Vatnajökull ice cap is Iceland’s largest glacier – and the largest ice cap by volume in Europe.
It covers about 8% of Iceland and melt water from it contributes to the country’s longest and most powerful rivers.
Vatnajökull National Park covers the Vatnajökull ice cap (glacier) and ten active volcanoes, seven of them underneath the ice cap.
Accroding to the park’s website, at its thickest the ice cap is 950 meters (a little more than half a mile) thick in the valley between Kverkfjöll and Öræfajökull.
The park was inscribed on the UNESCO list of World Heritage in 2019.
But the ice here is rapidly disappearing says Snaevarr Gudmundsson of Icelandic Glaciological Society
“It’s devastating. It’s surprising to see how fast this happened.”
It is thought that around 150,000 litres (over 39,000 gallons) of ice now melts from the ice cap every second, that’s almost 13 billion litres (34 billion gallons) of ice per day.
In under five years the ice on which Gudmundsson is standing will be gone he predicts.
“The surface is low and moves rapidly. The retreat is about, at this place, is about 100 metres per year. And so in three year, four years, yes, you will stand on the soil”
He says the explanation is simple, a warming climate.
” We know the the climate has been warming. So it is just simple physics. Just go to a shop and buy an ice cream and tell us what happens when you go into heat. It melts.”
Iceland has seen a huge boom in tourism in the last decade.
But this year, like elsewhere, business has been damaged by the coronavirus pandemic explains tour guide Haukur Einarsson :
“Gone from, let’s say, half normal in March to none. Throughout April, May, June. But then the island opened up again. That’s July, August, and it was back to almost normal.”

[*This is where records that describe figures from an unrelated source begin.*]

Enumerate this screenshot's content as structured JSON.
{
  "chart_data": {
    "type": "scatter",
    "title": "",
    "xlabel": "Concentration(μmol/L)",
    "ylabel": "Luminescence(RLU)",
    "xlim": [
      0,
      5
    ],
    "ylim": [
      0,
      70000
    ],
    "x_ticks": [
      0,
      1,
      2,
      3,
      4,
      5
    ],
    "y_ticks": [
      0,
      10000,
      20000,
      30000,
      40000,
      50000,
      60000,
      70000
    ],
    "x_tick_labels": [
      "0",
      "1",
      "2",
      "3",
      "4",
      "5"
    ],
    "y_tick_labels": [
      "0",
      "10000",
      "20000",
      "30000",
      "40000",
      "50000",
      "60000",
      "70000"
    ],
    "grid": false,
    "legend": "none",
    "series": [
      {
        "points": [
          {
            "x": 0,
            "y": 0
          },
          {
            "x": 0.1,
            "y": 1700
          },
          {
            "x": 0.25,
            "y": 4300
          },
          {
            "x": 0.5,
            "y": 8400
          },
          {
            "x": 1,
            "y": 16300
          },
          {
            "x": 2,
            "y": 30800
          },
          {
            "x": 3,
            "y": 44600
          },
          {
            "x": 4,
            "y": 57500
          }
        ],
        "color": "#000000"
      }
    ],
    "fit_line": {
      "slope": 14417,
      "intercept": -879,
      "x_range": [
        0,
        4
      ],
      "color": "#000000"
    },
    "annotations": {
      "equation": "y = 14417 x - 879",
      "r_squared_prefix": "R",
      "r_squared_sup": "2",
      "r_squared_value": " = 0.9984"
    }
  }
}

A recent tightening of COVID-19 restrictions has affected tourism again he says.
He is hopeful that business will return to normal once the pandemic is over.
“We had to lay everyone off (make redundant) . And that’s probably the thing that you sort of regret the most, seeing the jobs disappearing. But we believe that this will change at some point. We’ll be able to recruit again.”
Ice bergs float in the lagoon and an ice cave collapses before the camera.
Iceland has an abundance of renewable energy from geothermal and hydroelectric power plants, which are dependant on Iceland’s abundant water reserves, which in turn are dependant on the country’s glaciers.
Andri Gunnarsson, a glaciologist with the Iceland National Power Company predicts that Iceland will be glacier free in two hundred years.
“Hundred and fifty, two hundred years, more or less, all glaciers will have disappeared. Iceland will more or less be glacier free.”
Changing sea temperatures means that fishing boats are now catching new types of fish.
Kristjan Davidsson, Chief Executive, Brim Seafood says the coronavirus pandemic has not distracted Iceland from the challenge of climate change.
“I don’t think it has distracted us, no. I really don’t think so. I think it has made us more aware of how vulnerable we are, how vulnerable the whole ecosystem is. So on the contrary, I think it has made us more aware. It has also shown us how resilient people are.”
A decade ago Icelandic geologist Oddur Sigurðsson pronounced the Okjokull glacier extinct.
Now the people of Iceland are facing a future without glaciers and a changing world to which they must adapt.